Since then, Baugh and other anti-abortion activists in Cedar Rapids have attracted 1,000-plus crowds at several rallies by plugging away with grass-roots marketing. Phone banks are crucial to the Keyes operation, as they are to the other campaigns in Iowa. But it is volunteers like Baugh--rather than Keyes’ wisp of a central campaign staff--who acquire phone lists of anti-abortion activists and supervise calls at nights and on weekends.

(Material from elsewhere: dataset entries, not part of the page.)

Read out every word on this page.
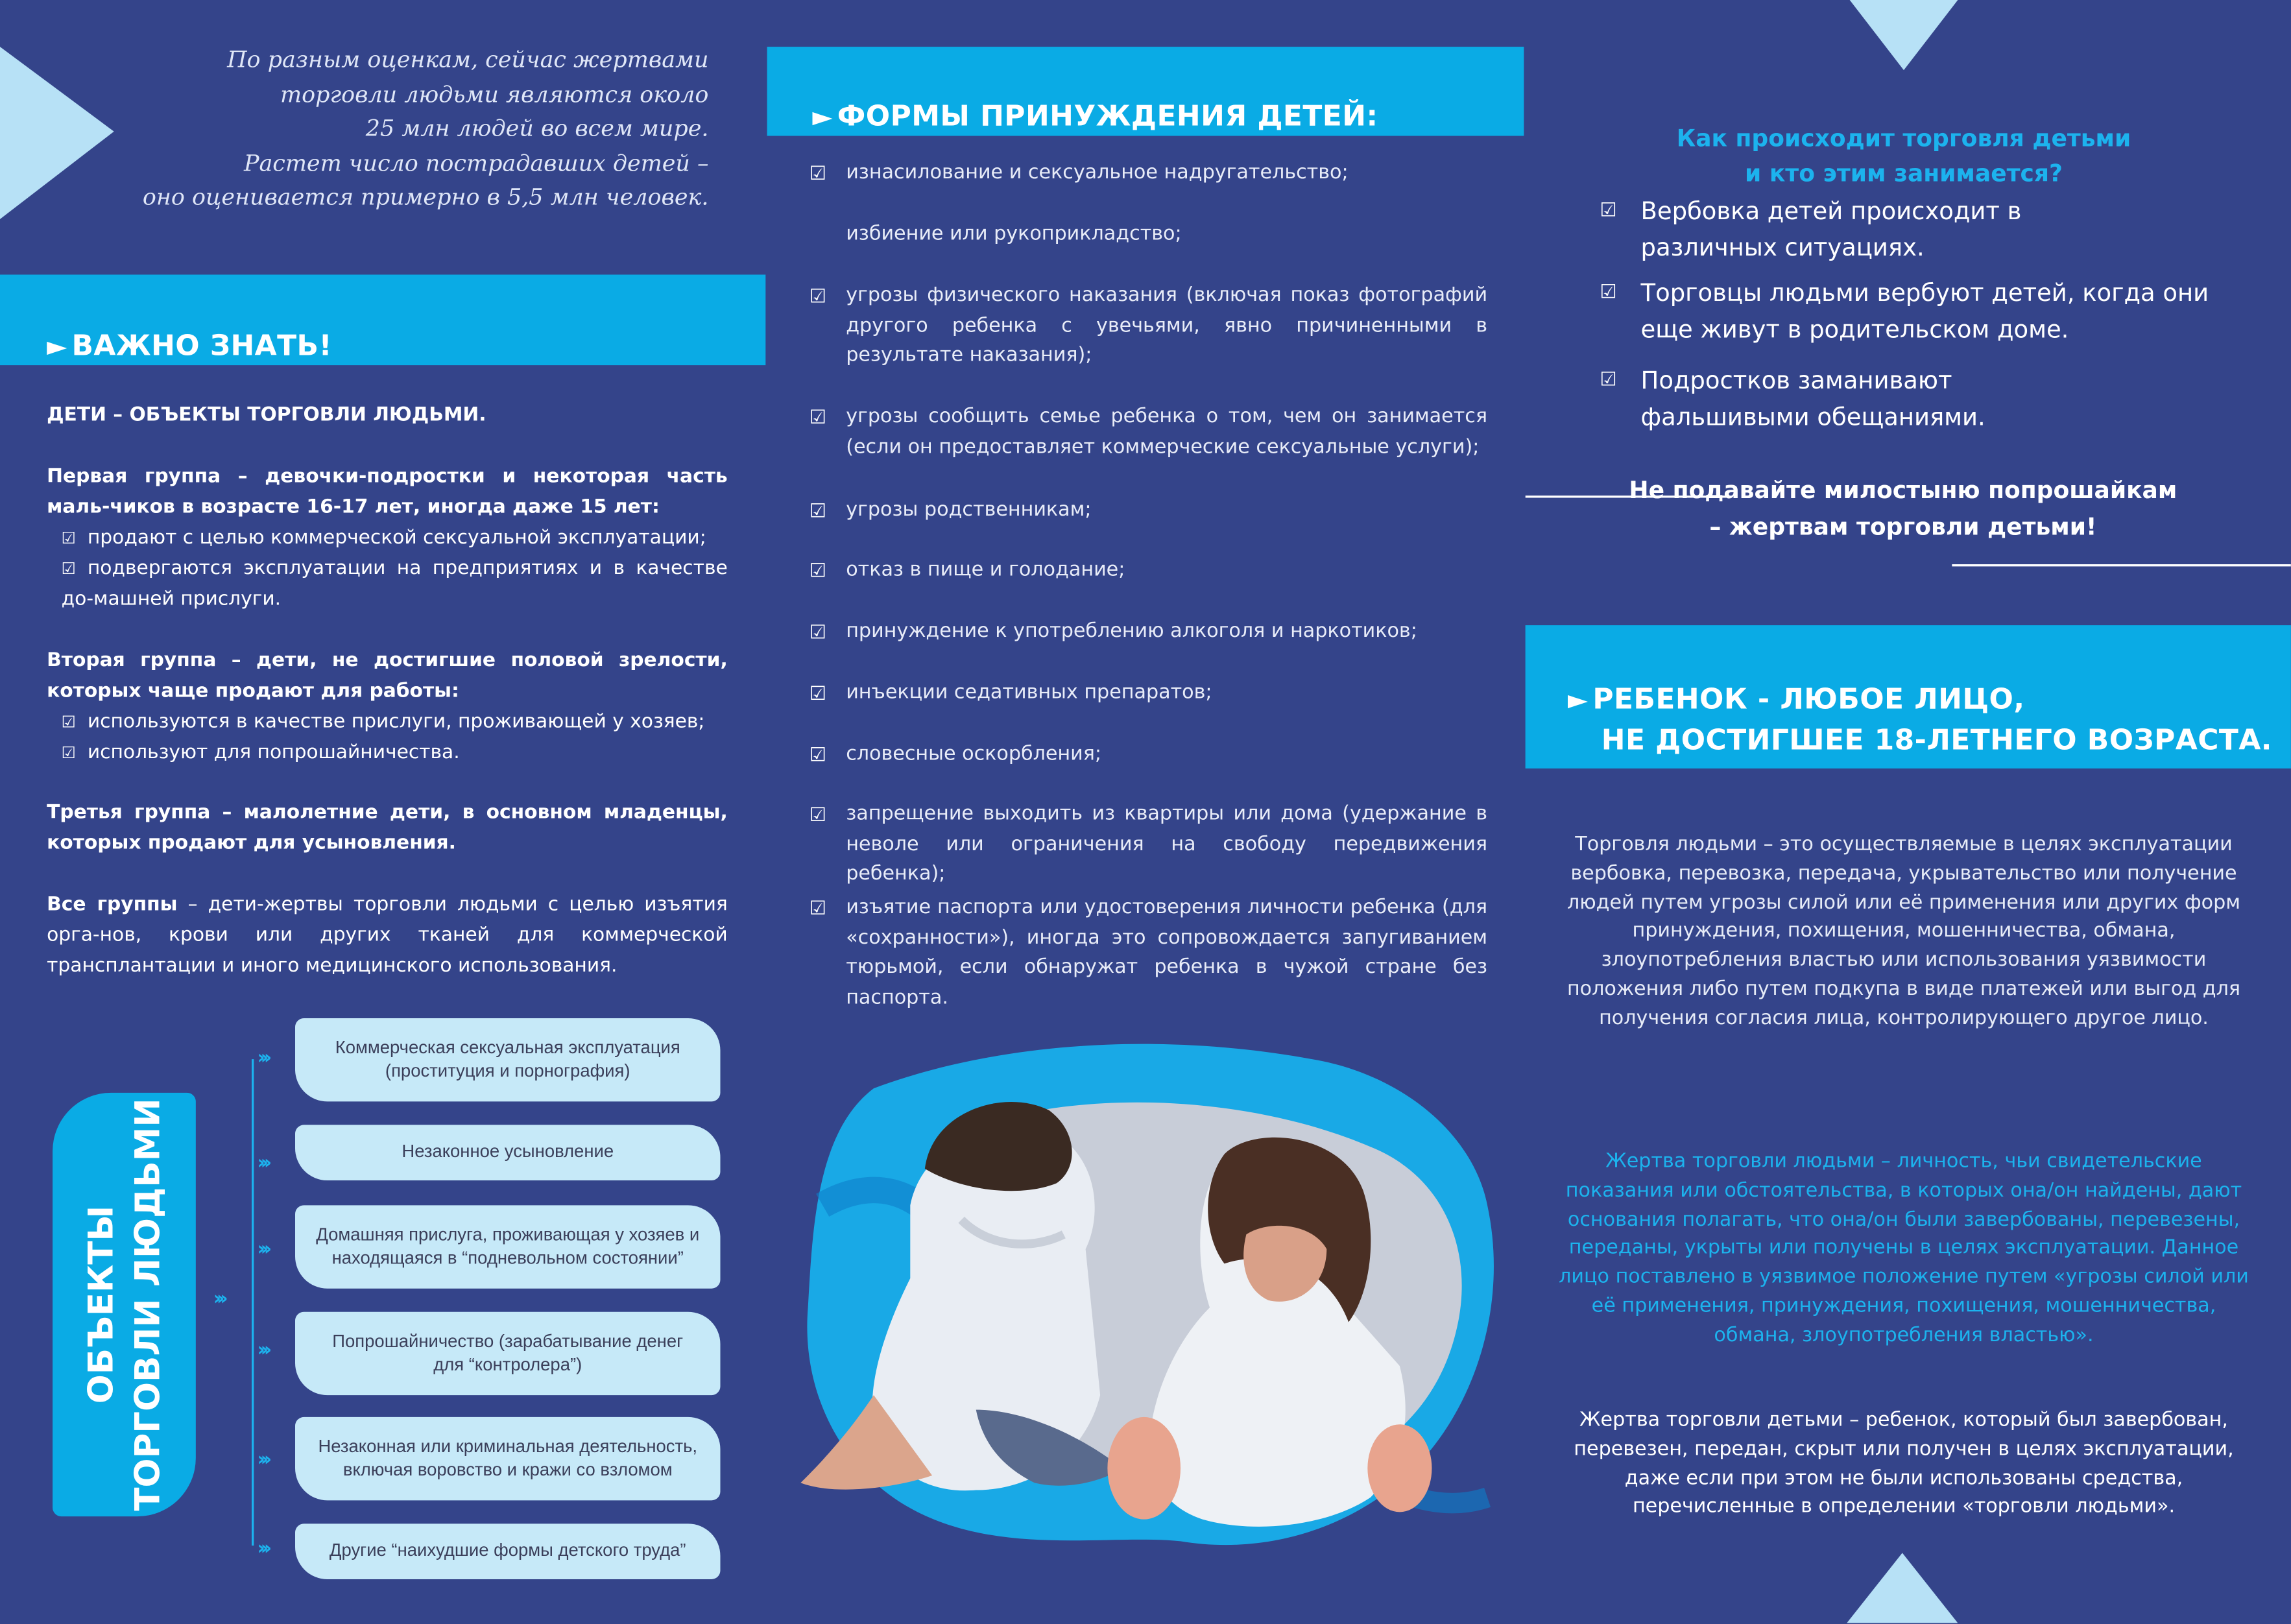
По разным оценкам, сейчас жертвами
торговли людьми являются около
25 млн людей во всем мире.
Растет число пострадавших детей –
оно оценивается примерно в 5,5 млн человек.
► ВАЖНО ЗНАТЬ!
ДЕТИ – ОБЪЕКТЫ ТОРГОВЛИ ЛЮДЬМИ.
Первая группа – девочки-подростки и некоторая часть маль-чиков в возрасте 16-17 лет, иногда даже 15 лет:
☑ продают с целью коммерческой сексуальной эксплуатации;
☑ подвергаются эксплуатации на предприятиях и в качестве до-машней прислуги.
Вторая группа – дети, не достигшие половой зрелости, которых чаще продают для работы:
☑ используются в качестве прислуги, проживающей у хозяев;
☑ используют для попрошайничества.
Третья группа – малолетние дети, в основном младенцы, которых продают для усыновления.
Все группы – дети-жертвы торговли людьми с целью изъятия орга-нов, крови или других тканей для коммерческой трансплантации и иного медицинского использования.
ОБЪЕКТЫ ТОРГОВЛИ ЛЮДЬМИ	›››
›››
›››
›››
›››
›››
›››
Коммерческая сексуальная эксплуатация (проституция и порнография)
Незаконное усыновление
Домашняя прислуга, проживающая у хозяев и находящаяся в “подневольном состоянии”
Попрошайничество (зарабатывание денег для “контролера”)
Незаконная или криминальная деятельность, включая воровство и кражи со взломом
Другие “наихудшие формы детского труда”
► ФОРМЫ ПРИНУЖДЕНИЯ ДЕТЕЙ:
☑	изнасилование и сексуальное надругательство;
избиение или рукоприкладство;
☑	угрозы физического наказания (включая показ фотографий другого ребенка с увечьями, явно причиненными в результате наказания);
☑	угрозы сообщить семье ребенка о том, чем он занимается (если он предоставляет коммерческие сексуальные услуги);
☑	угрозы родственникам;
☑	отказ в пище и голодание;
☑	принуждение к употреблению алкоголя и наркотиков;
☑	инъекции седативных препаратов;
☑	словесные оскорбления;
☑	запрещение выходить из квартиры или дома (удержание в неволе или ограничения на свободу передвижения ребенка);
☑	изъятие паспорта или удостоверения личности ребенка (для «сохранности»), иногда это сопровождается запугиванием тюрьмой, если обнаружат ребенка в чужой стране без паспорта.
Как происходит торговля детьми
и кто этим занимается?
☑	Вербовка детей происходит в различных ситуациях.
☑	Торговцы людьми вербуют детей, когда они еще живут в родительском доме.
☑	Подростков заманивают фальшивыми обещаниями.
Не подавайте милостыню попрошайкам – жертвам торговли детьми!
► РЕБЕНОК - ЛЮБОЕ ЛИЦО,
НЕ ДОСТИГШЕЕ 18-ЛЕТНЕГО ВОЗРАСТА.
Торговля людьми – это осуществляемые в целях эксплуатации вербовка, перевозка, передача, укрывательство или получение людей путем угрозы силой или её применения или других форм принуждения, похищения, мошенничества, обмана, злоупотребления властью или использования уязвимости положения либо путем подкупа в виде платежей или выгод для получения согласия лица, контролирующего другое лицо.
Жертва торговли людьми – личность, чьи свидетельские показания или обстоятельства, в которых она/он найдены, дают основания полагать, что она/он были завербованы, перевезены, переданы, укрыты или получены в целях эксплуатации. Данное лицо поставлено в уязвимое положение путем «угрозы силой или её применения, принуждения, похищения, мошенничества, обмана, злоупотребления властью».
Жертва торговли детьми – ребенок, который был завербован, перевезен, передан, скрыт или получен в целях эксплуатации, даже если при этом не были использованы средства, перечисленные в определении «торговли людьми».
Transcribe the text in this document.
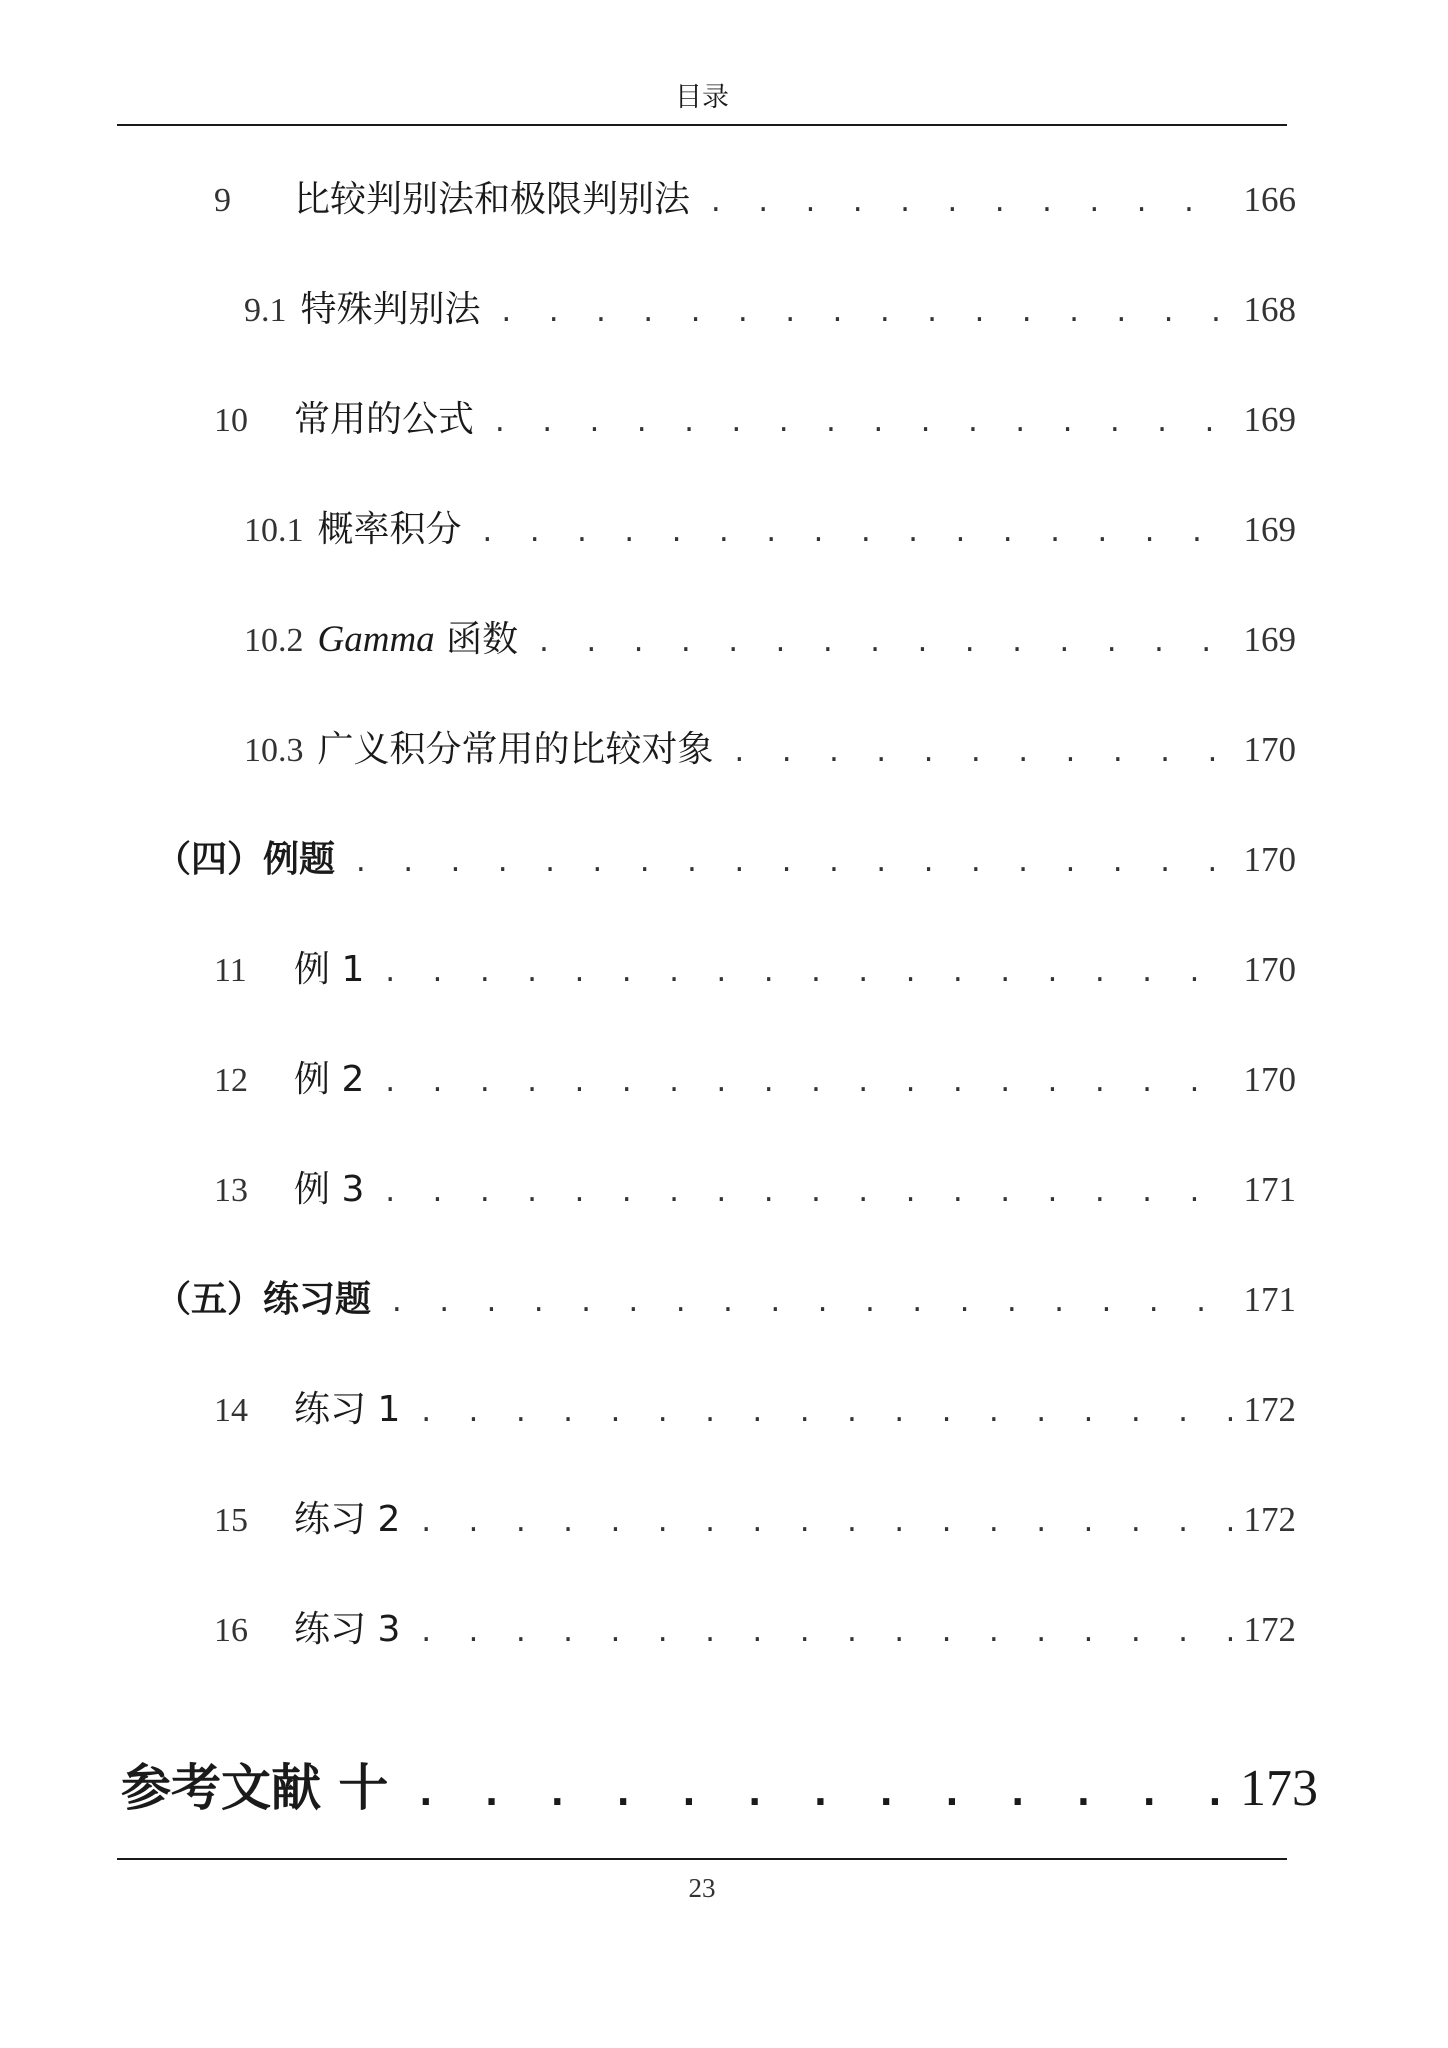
目录
9	比较判别法和极限判别法 . . .	166
9.1 特殊判别法 . . .	168
10	常用的公式 . . .	169
10.1 概率积分 . . .	169
10.2 Gamma 函数 . . .	169
10.3 广义积分常用的比较对象 . . .	170
（四）例题 . . .	170
11	例 1 . . .	170
12	例 2 . . .	170
13	例 3 . . .	171
（五）练习题 . . .	171
14	练习 1 . . .	172
15	练习 2 . . .	172
16	练习 3 . . .	172
参考文献 十 . . .	173
23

Too poor to distribute its own video and audio tapes, the Keyes campaign has had no choice but to let loyalists get out the message in their own way. Keyes’ volunteers copy tapes by the dozens, sending them to likely allies. Others hold “tape parties,” inviting over handfuls of neighbors and friends to view copies of Keyes speeches.
“It’s wonderful and scary at the same time,” Keyes said. “All of this is going on without any prodding, all from ground up. I’m as much in the dark about how well I’m doing as the people working for me.”
Leaders of Iowa’s Christian activists insist that on caucus night, moral conservatives who have been inspired by Keyes will end up supporting alternative candidates with more realistic chances of obtaining the nomination. “People who like him won’t vote for him at the caucuses,” said the Rev. John Hulsizer, a Dubuque pastor and Gramm backer.
But GOP professionals say that even if he fails to do well in the caucus vote, Keyes’ stirring speeches on behalf of family issues have resonated. There is talk of a prime-time place for him at the party’s national convention in San Diego this August.
And some religious activists who long for a national figure to promote their agenda even dare to wonder whether Keyes might be considered as a vice presidential possibility.
“He speaks so well and he doesn’t divide people,” said Carmen Kopf, an activist with the anti-abortion Iowans for Life organization that supports Gramm. “I think whoever’s nominated should look at him seriously.”